Look. I don't like torture. I don't like that we're doing it. I don't like that we're inciting fear and terror to get information we need, and most likely won't know about because what we learn goes down an intel black hole - until we get the news that another AQ shit's been taken out because we "acted on intelligence findings."
Do you know how many nutjobs there are? When I was five years old I had a cartoonishly villainous plot to get George Bush 1 out of office. There are a lot of nuts. Some are five. When our government "acts on intelligence findings" what they are really doing is stopping attacks that are barely in the conceptual stages, none of which actually pose a credible threat to US security, and often are not foreign in nature. Then, our government trumps them up to serve as propaganda, to keep idiots like you scared and condoning torture.
If there's anything, anything at all, that's good about Gitmo (I'm neither discussing nor condoning Abu Ghraib) it's that we're not breaking arms, pulling out fingernails, using electroshock, or oh, I don't know, taking a cordless drill to someone's kneecap like the IRA goons did in Ireland, to get information.
No, we are just doing far worse.
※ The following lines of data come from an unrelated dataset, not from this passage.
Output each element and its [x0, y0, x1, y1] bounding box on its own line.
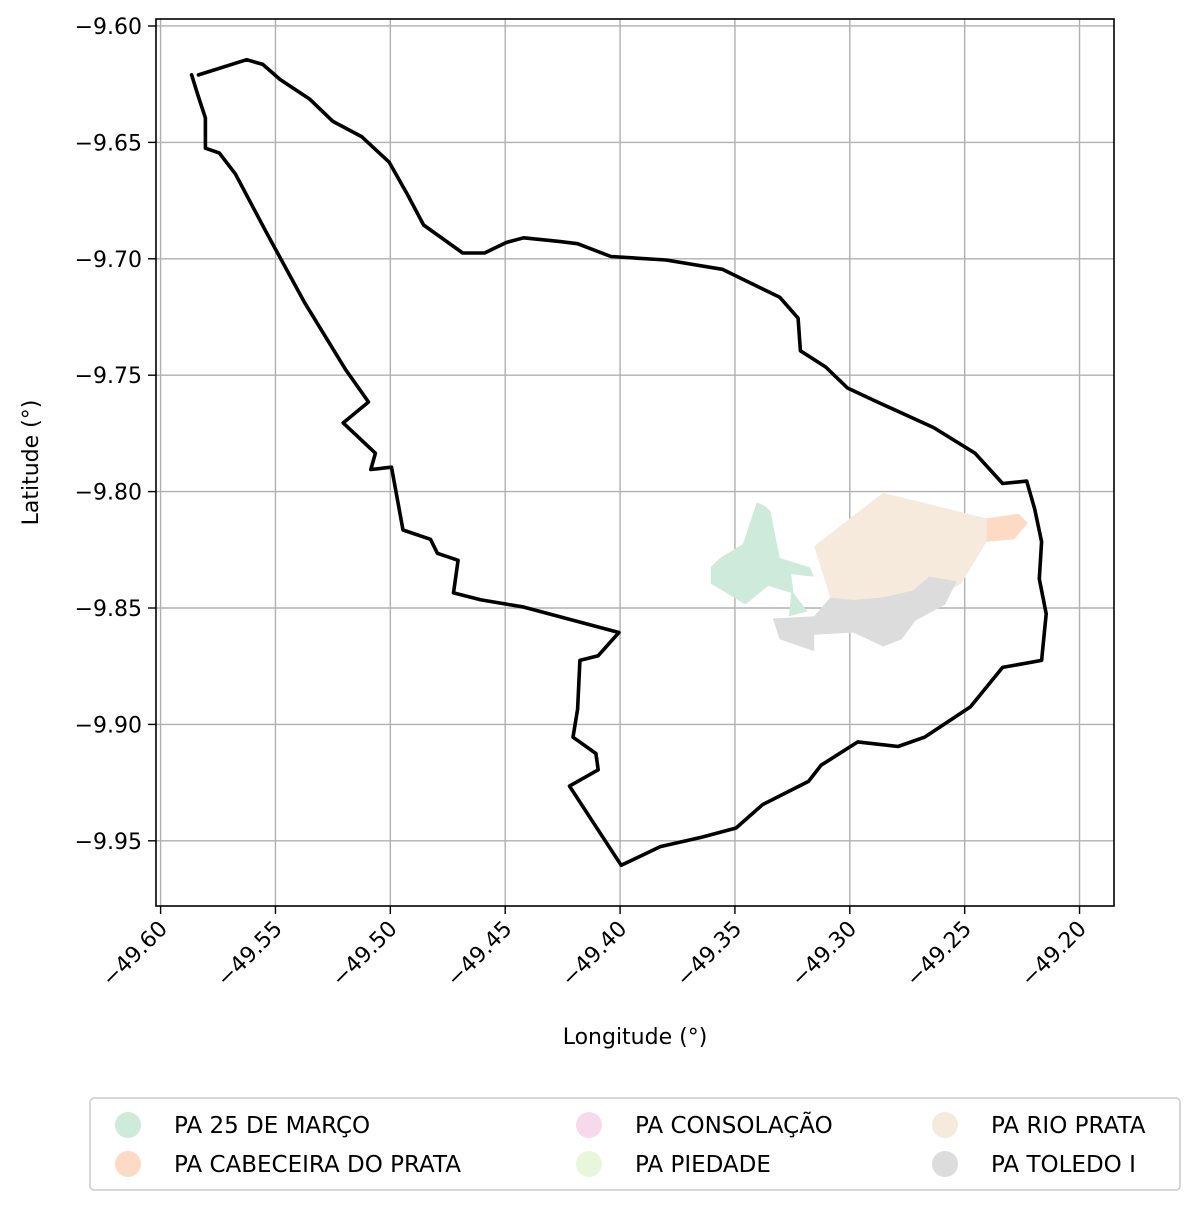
x-axis-ticks: −49.60 −49.55 −49.50 −49.45 −49.40 −49.35 −49.… — [98, 906, 1092, 992]
boundary-line — [189, 57, 1048, 868]
y-tick-label: −9.70 — [75, 248, 142, 273]
area-pa-cabeceira-do-prata — [986, 513, 1028, 542]
legend-item: PA PIEDADE — [576, 1151, 771, 1178]
x-tick-label: −49.60 — [98, 917, 173, 992]
y-axis-ticks: −9.60 −9.65 −9.70 −9.75 −9.80 −9.85 −9.90 −9.95 — [75, 15, 156, 855]
x-tick-label: −49.30 — [787, 917, 862, 992]
legend-marker — [932, 1151, 958, 1177]
legend-label: PA CABECEIRA DO PRATA — [174, 1152, 461, 1178]
y-tick-label: −9.95 — [75, 830, 142, 855]
area-pa-toledo-i — [772, 576, 957, 652]
y-tick-label: −9.85 — [75, 597, 142, 622]
legend-item: PA RIO PRATA — [932, 1112, 1146, 1139]
plot-frame — [155, 18, 1115, 907]
settlement-areas — [710, 492, 1028, 652]
x-tick-label: −49.25 — [902, 917, 977, 992]
legend-label: PA 25 DE MARÇO — [174, 1113, 370, 1139]
legend-item: PA CONSOLAÇÃO — [576, 1111, 833, 1139]
area-pa-25-de-mar-o — [710, 502, 815, 617]
legend-item: PA TOLEDO I — [932, 1151, 1136, 1178]
legend-label: PA PIEDADE — [635, 1152, 771, 1178]
legend-label: PA CONSOLAÇÃO — [635, 1111, 833, 1139]
y-tick-label: −9.80 — [75, 481, 142, 506]
legend-item: PA CABECEIRA DO PRATA — [115, 1151, 461, 1178]
y-axis-title: Latitude (°) — [19, 400, 44, 526]
y-tick-label: −9.65 — [75, 131, 142, 156]
grid-lines — [156, 19, 1114, 906]
x-tick-label: −49.20 — [1017, 917, 1092, 992]
legend-marker — [115, 1151, 141, 1177]
legend-marker — [932, 1112, 958, 1138]
area-pa-rio-prata — [814, 492, 987, 600]
x-tick-label: −49.55 — [212, 917, 287, 992]
legend: PA 25 DE MARÇO PA CABECEIRA DO PRATA PA CO… — [89, 1097, 1181, 1191]
y-tick-label: −9.60 — [75, 15, 142, 40]
y-tick-label: −9.90 — [75, 713, 142, 738]
x-tick-label: −49.45 — [442, 917, 517, 992]
y-tick-label: −9.75 — [75, 364, 142, 389]
x-axis-title: Longitude (°) — [563, 1025, 708, 1050]
x-tick-label: −49.35 — [672, 917, 747, 992]
legend-marker — [576, 1151, 602, 1177]
legend-item: PA 25 DE MARÇO — [115, 1112, 370, 1139]
legend-box — [89, 1097, 1181, 1191]
x-tick-label: −49.50 — [327, 917, 402, 992]
x-tick-label: −49.40 — [557, 917, 632, 992]
legend-marker — [115, 1112, 141, 1138]
municipality-boundary — [189, 57, 1048, 868]
legend-label: PA RIO PRATA — [991, 1113, 1146, 1139]
legend-label: PA TOLEDO I — [991, 1152, 1136, 1178]
legend-marker — [576, 1112, 602, 1138]
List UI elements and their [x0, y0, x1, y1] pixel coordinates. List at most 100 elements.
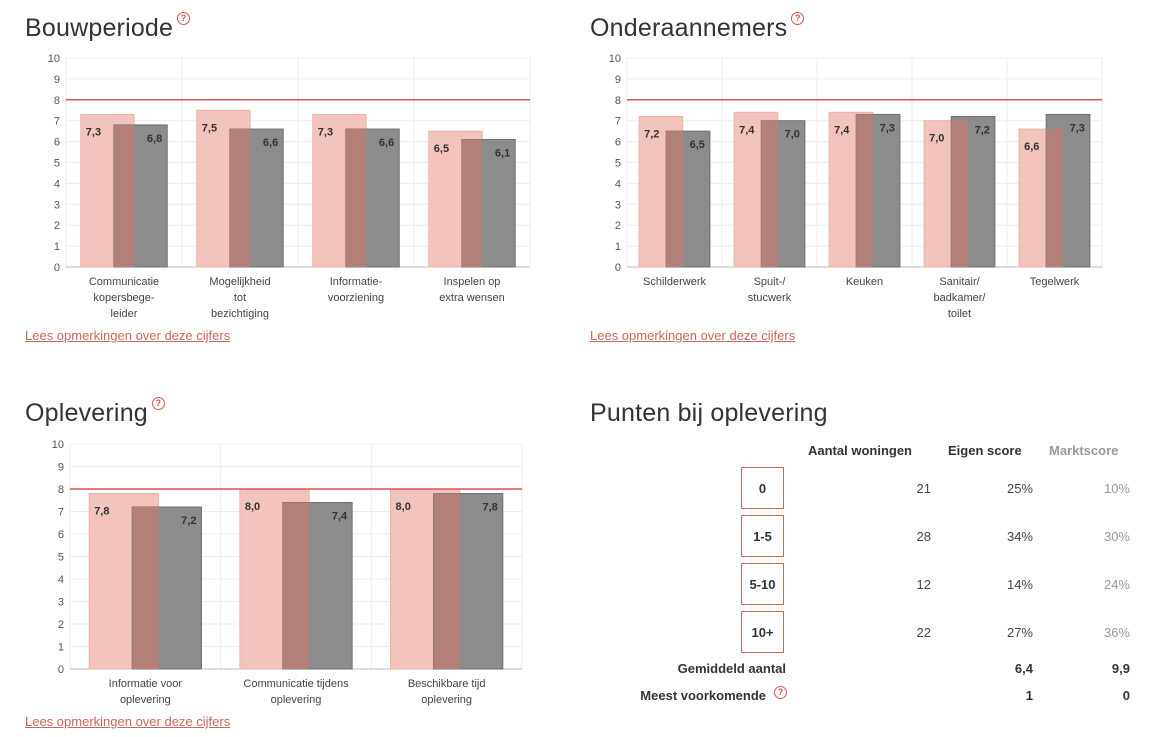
bar-overlap [856, 114, 873, 268]
markt-cell: 10% [1103, 481, 1130, 496]
bar-overlap [761, 120, 778, 267]
chart-bouwperiode: 0 1 2 3 4 5 6 7 8 9 10 7,3 6,8 Communicatie kopersbege… [0, 50, 560, 330]
bar-overlap [433, 493, 460, 669]
y-tick-label: 9 [615, 74, 621, 86]
eigen-cell: 27% [1006, 625, 1033, 640]
gemiddeld-markt: 9,9 [1111, 661, 1130, 676]
data-label-markt: 6,8 [147, 133, 162, 145]
chart-svg: 0 1 2 3 4 5 6 7 8 9 10 7,2 6,5 Schilderwerk 7,4 7,0 Spui… [609, 53, 1103, 320]
data-label-eigen: 7,3 [318, 126, 333, 138]
y-tick-label: 3 [54, 199, 60, 211]
chart-svg: 0 1 2 3 4 5 6 7 8 9 10 7,3 6,8 Communicatie kopersbege… [48, 53, 531, 320]
x-tick-label: Inspelen op [444, 276, 501, 288]
eigen-cell: 14% [1006, 577, 1033, 592]
y-tick-label: 2 [58, 619, 64, 631]
range-box-5-10: 5-10 [741, 563, 784, 605]
markt-cell: 30% [1103, 529, 1130, 544]
help-icon[interactable]: ? [177, 12, 191, 25]
bar-overlap [345, 129, 367, 267]
y-tick-label: 2 [615, 220, 621, 232]
x-tick-label: leider [111, 308, 138, 320]
x-tick-label: Keuken [846, 276, 883, 288]
data-label-eigen: 7,3 [86, 126, 101, 138]
y-tick-label: 3 [615, 199, 621, 211]
bar-overlap [229, 129, 251, 267]
y-tick-label: 5 [58, 552, 64, 564]
y-tick-label: 10 [609, 53, 621, 65]
aantal-cell: 28 [916, 529, 931, 544]
col-header-markt: Marktscore [1049, 443, 1119, 458]
link-opmerkingen-onderaannemers[interactable]: Lees opmerkingen over deze cijfers [590, 328, 796, 343]
x-tick-label: stucwerk [748, 292, 792, 304]
y-tick-label: 0 [615, 262, 621, 274]
y-tick-label: 0 [54, 262, 60, 274]
x-tick-label: Beschikbare tijd [408, 678, 486, 690]
y-tick-label: 7 [58, 507, 64, 519]
meest-eigen: 1 [1025, 688, 1033, 703]
data-label-markt: 7,3 [1070, 122, 1085, 134]
bar-overlap [132, 507, 159, 669]
data-label-eigen: 7,4 [739, 124, 755, 136]
bar-overlap [113, 124, 135, 267]
data-label-markt: 7,8 [483, 502, 498, 514]
data-label-eigen: 7,0 [929, 133, 944, 145]
data-label-markt: 6,6 [379, 137, 394, 149]
aantal-cell: 12 [916, 577, 931, 592]
range-box-0: 0 [741, 467, 784, 509]
x-tick-label: bezichtiging [211, 308, 269, 320]
y-tick-label: 5 [54, 158, 60, 170]
y-tick-label: 10 [48, 53, 60, 65]
data-label-markt: 6,6 [263, 137, 278, 149]
aantal-cell: 21 [916, 481, 931, 496]
section-title-punten: Punten bij oplevering [590, 399, 828, 427]
y-tick-label: 8 [54, 95, 60, 107]
data-label-eigen: 7,4 [834, 124, 850, 136]
x-tick-label: Mogelijkheid [209, 276, 270, 288]
link-opmerkingen-oplevering[interactable]: Lees opmerkingen over deze cijfers [25, 714, 231, 729]
x-tick-label: voorziening [328, 292, 384, 304]
y-tick-label: 4 [615, 178, 621, 190]
bar-overlap [666, 131, 683, 267]
help-icon[interactable]: ? [791, 12, 805, 25]
section-title-oplevering: Oplevering? [25, 397, 165, 428]
y-tick-label: 4 [54, 178, 60, 190]
meest-label: Meest voorkomende [640, 688, 766, 703]
x-tick-label: oplevering [120, 694, 171, 706]
bar-overlap [461, 139, 483, 267]
markt-cell: 24% [1103, 577, 1130, 592]
y-tick-label: 8 [58, 484, 64, 496]
y-tick-label: 3 [58, 597, 64, 609]
help-icon[interactable]: ? [774, 686, 787, 699]
section-title-onderaannemers: Onderaannemers? [590, 12, 805, 43]
link-opmerkingen-bouwperiode[interactable]: Lees opmerkingen over deze cijfers [25, 328, 231, 343]
data-label-eigen: 7,5 [202, 122, 217, 134]
y-tick-label: 9 [54, 74, 60, 86]
x-tick-label: badkamer/ [934, 292, 987, 304]
gemiddeld-label: Gemiddeld aantal [677, 661, 786, 676]
data-label-markt: 7,2 [975, 125, 990, 137]
x-tick-label: Schilderwerk [643, 276, 706, 288]
data-label-markt: 6,1 [495, 148, 510, 160]
data-label-markt: 7,2 [181, 515, 196, 527]
x-tick-label: extra wensen [439, 292, 504, 304]
y-tick-label: 7 [54, 116, 60, 128]
y-tick-label: 5 [615, 158, 621, 170]
meest-markt: 0 [1122, 688, 1130, 703]
help-icon[interactable]: ? [151, 397, 165, 410]
y-tick-label: 1 [615, 241, 621, 253]
x-tick-label: tot [234, 292, 246, 304]
data-label-eigen: 7,2 [644, 129, 659, 141]
data-label-eigen: 6,6 [1024, 141, 1039, 153]
x-tick-label: Spuit-/ [754, 276, 787, 288]
data-label-markt: 7,0 [785, 129, 800, 141]
aantal-cell: 22 [916, 625, 931, 640]
y-tick-label: 10 [52, 439, 64, 451]
bar-overlap [951, 120, 968, 267]
section-title-bouwperiode: Bouwperiode? [25, 12, 191, 43]
data-label-eigen: 7,8 [94, 506, 109, 518]
col-header-aantal: Aantal woningen [808, 443, 912, 458]
y-tick-label: 7 [615, 116, 621, 128]
y-tick-label: 6 [58, 529, 64, 541]
range-box-10-plus: 10+ [741, 611, 784, 653]
data-label-eigen: 6,5 [434, 143, 449, 155]
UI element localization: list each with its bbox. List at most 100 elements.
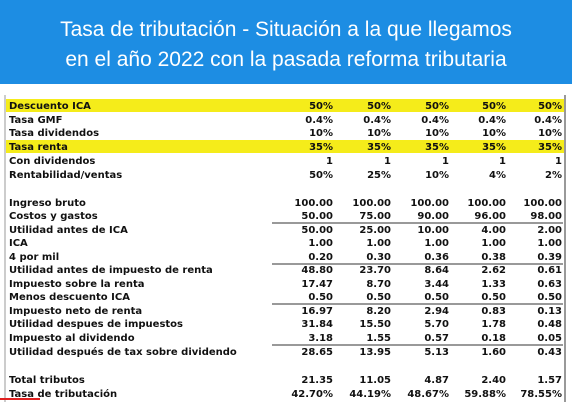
- cell-value: 0.48: [537, 319, 562, 330]
- cell-value: 100.00: [467, 198, 506, 209]
- cell-value: 10%: [425, 128, 449, 139]
- cell-value: 0.4%: [305, 115, 333, 126]
- cell-value: 0.57: [424, 333, 449, 344]
- cell-value: 10%: [482, 128, 506, 139]
- cell-value: 2.00: [537, 225, 562, 236]
- row-label: Utilidad antes de ICA: [9, 225, 128, 236]
- cell-value: 50%: [309, 101, 333, 112]
- cell-value: 25.00: [359, 225, 391, 236]
- cell-value: 100.00: [410, 198, 449, 209]
- cell-value: 3.44: [424, 279, 449, 290]
- cell-value: 96.00: [474, 211, 506, 222]
- cell-value: 98.00: [530, 211, 562, 222]
- cell-value: 11.05: [359, 375, 391, 386]
- cell-value: 48.67%: [407, 389, 449, 400]
- cell-value: 0.50: [537, 292, 562, 303]
- cell-value: 1.60: [481, 347, 506, 358]
- cell-value: 0.39: [537, 252, 562, 263]
- row-label: Tasa GMF: [9, 115, 62, 126]
- cell-value: 0.50: [308, 292, 333, 303]
- row-label: Impuesto neto de renta: [9, 306, 142, 317]
- row-label: 4 por mil: [9, 252, 59, 263]
- cell-value: 1: [326, 156, 333, 167]
- cell-value: 5.70: [424, 319, 449, 330]
- cell-value: 0.38: [481, 252, 506, 263]
- row-label: Costos y gastos: [9, 211, 98, 222]
- cell-value: 35%: [482, 142, 506, 153]
- cell-value: 1.57: [537, 375, 562, 386]
- cell-value: 10%: [367, 128, 391, 139]
- cell-value: 0.4%: [363, 115, 391, 126]
- cell-value: 2.40: [481, 375, 506, 386]
- cell-value: 0.30: [366, 252, 391, 263]
- cell-value: 0.4%: [421, 115, 449, 126]
- cell-value: 100.00: [523, 198, 562, 209]
- row-label: Impuesto al dividendo: [9, 333, 135, 344]
- cell-value: 10%: [309, 128, 333, 139]
- cell-value: 35%: [538, 142, 562, 153]
- cell-value: 10%: [425, 170, 449, 181]
- row-label: Tasa de tributación: [9, 388, 117, 400]
- row-label: Rentabilidad/ventas: [9, 170, 122, 181]
- cell-value: 10%: [538, 128, 562, 139]
- cell-value: 25%: [367, 170, 391, 181]
- cell-value: 59.88%: [464, 389, 506, 400]
- cell-value: 1.33: [481, 279, 506, 290]
- cell-value: 23.70: [359, 265, 391, 276]
- cell-value: 50%: [367, 101, 391, 112]
- cell-value: 8.20: [366, 306, 391, 317]
- cell-value: 0.83: [481, 306, 506, 317]
- row-highlight: [6, 140, 564, 153]
- cell-value: 0.43: [537, 347, 562, 358]
- cell-value: 0.61: [537, 265, 562, 276]
- cell-value: 16.97: [301, 306, 333, 317]
- cell-value: 17.47: [301, 279, 333, 290]
- title-line: Tasa de tributación - Situación a la que…: [60, 18, 512, 41]
- row-label: Total tributos: [9, 375, 85, 386]
- row-label: Tasa renta: [9, 142, 68, 153]
- row-label: Impuesto sobre la renta: [9, 279, 144, 290]
- cell-value: 50%: [309, 170, 333, 181]
- row-label: Menos descuento ICA: [9, 292, 130, 303]
- cell-value: 0.63: [537, 279, 562, 290]
- cell-value: 50%: [482, 101, 506, 112]
- cell-value: 1.78: [481, 319, 506, 330]
- row-label: Ingreso bruto: [9, 198, 86, 209]
- cell-value: 0.13: [537, 306, 562, 317]
- cell-value: 1: [555, 156, 562, 167]
- cell-value: 42.70%: [291, 389, 333, 400]
- row-label: Utilidad despues de impuestos: [9, 319, 183, 330]
- cell-value: 50%: [538, 101, 562, 112]
- cell-value: 35%: [309, 142, 333, 153]
- cell-value: 100.00: [294, 198, 333, 209]
- row-label: Tasa dividendos: [9, 128, 99, 139]
- row-label: Con dividendos: [9, 156, 95, 167]
- cell-value: 1.00: [308, 238, 333, 249]
- cell-value: 8.64: [424, 265, 449, 276]
- row-label: Utilidad antes de impuesto de renta: [9, 265, 213, 276]
- cell-value: 5.13: [424, 347, 449, 358]
- cell-value: 48.80: [301, 265, 333, 276]
- cell-value: 4%: [489, 170, 506, 181]
- cell-value: 10.00: [417, 225, 449, 236]
- cell-value: 2.94: [424, 306, 449, 317]
- cell-value: 1: [499, 156, 506, 167]
- cell-value: 35%: [367, 142, 391, 153]
- cell-value: 1: [442, 156, 449, 167]
- cell-value: 0.4%: [534, 115, 562, 126]
- cell-value: 1.55: [366, 333, 391, 344]
- cell-value: 50%: [425, 101, 449, 112]
- cell-value: 8.70: [366, 279, 391, 290]
- cell-value: 0.36: [424, 252, 449, 263]
- cell-value: 1: [384, 156, 391, 167]
- cell-value: 0.05: [537, 333, 562, 344]
- cell-value: 0.18: [481, 333, 506, 344]
- cell-value: 0.50: [424, 292, 449, 303]
- row-highlight: [6, 99, 564, 112]
- cell-value: 31.84: [301, 319, 333, 330]
- row-label: Utilidad después de tax sobre dividendo: [9, 346, 237, 358]
- cell-value: 1.00: [481, 238, 506, 249]
- cell-value: 1.00: [366, 238, 391, 249]
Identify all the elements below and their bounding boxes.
Imprisoning people without trial forever because the evidence we use as the basis for the charges against them is inadmissible anywhere in the civilized world, all the while torturing them for information that they cannot possibly have, using methodology that cannot easily be proven to have taken place to avoid prosecution for warcrimes.
I don't like it, but I understand why our military is doing it.
No. You dont. The reason they are doing it, is really just the same effect that happened in Zimbardo's Prison Experiment. You take regular people, give them power without oversight, and you end up with sadists. Said sadists might not even stay sadists after the power is taken away. Some of them might actually feel guilty enough to kill themselves.
Christ on a unicycle, if you had rumors that a terrorist attack was planned in Brisbane, and you had one of the fuckers responsible for the planning in your custody, what would you do if he refused to talk? Do purely psychological approaches to interrogation work, and if so, do they take longer to be effective than ratcheting up the pain and fear level in someone until they break? My guess (and as mentioned earlier I'm not versed in torture, so this is only a guess) is that physical plus psychological stress/pain get answers more quickly.
And it seems you have been ignoring what the others here have said. If you torture him, he has no incentive to tell you the truth. You have no way of knowing whether he is giving you accurate information or not unless you already know enough to stop the plot anyway. So he can just lie, and get the pain to stop. If he has been through any training at all, he will have been trained to resist, either by breaking in the right direction (so he starts rattling off D&D terminology or something) or through the ability to withstand things like sleep deprivation. So in a ticking time bomb scenario, he probably wont even break before the city gets nuked anyway.
There's not a whole lot of good in the fact that we're fighting fundamentalist Muslims, or that we have to torture them to learn and foil their plans.
Except idiot that torture does not give us useable intel.
Remember, though, that these prisoners ARE NOT INNOCENT BYSTANDERS.
Some of them are fuckwad.
They are terrorists, ideologically little different than fundamentalist Christians but far more violent. I'll trade the moral ambguity of torturing a few "enemy combatants" by waterboarding them (IIRC, waterboarding was only used on three prisoners) to stop more bombings that could kill dozens or hundreds more innocent people.
Actually no. People capture in the field are often not terrorists. They are insurgents, and in fact perfectly lawful combatants resisting foreign occupation under the geneva convention. In other words, we are committing not only domestic crimes, but war crimes, by torturing them.
If they are grunts, they probably dont know much more than our soldiers do right before they receive a specific order. Read:Nothing. If they are high ranking, the plans get changed upon capture, and you will gain no useable intel no matter how much he squeals.
"Shame real life isn't that simple, I guess." Do you really think that the soldiers torturing people in Guantanamo Bay really want to do it? I'm guessing not, or the Abu Ghraib fuckups would not be so universally despised.
It is actually a shame they are so universally despised because you can get just about any 19 year old kid to do even worse things than what they did on a much lower budget.
Do you or I actually know what intel they're getting? No, we don't.
Appeal to ignorance, and frankly is akin to saying "But your honor, if he was arrested by the police, he must have done something wrong"
Anyone who's remotely familiar with interrogation techniques can tell you that physical and psychological stress will not get you reliable answers and incorrect answers are as useless as no answers.
Actually they are even worse because they send you on a wild goose chase.
The point I was TRYING to make is that there's not a clear cut answer to this
Except that there is. There is only ambuguity in this matter in the magical fantasy land you live in.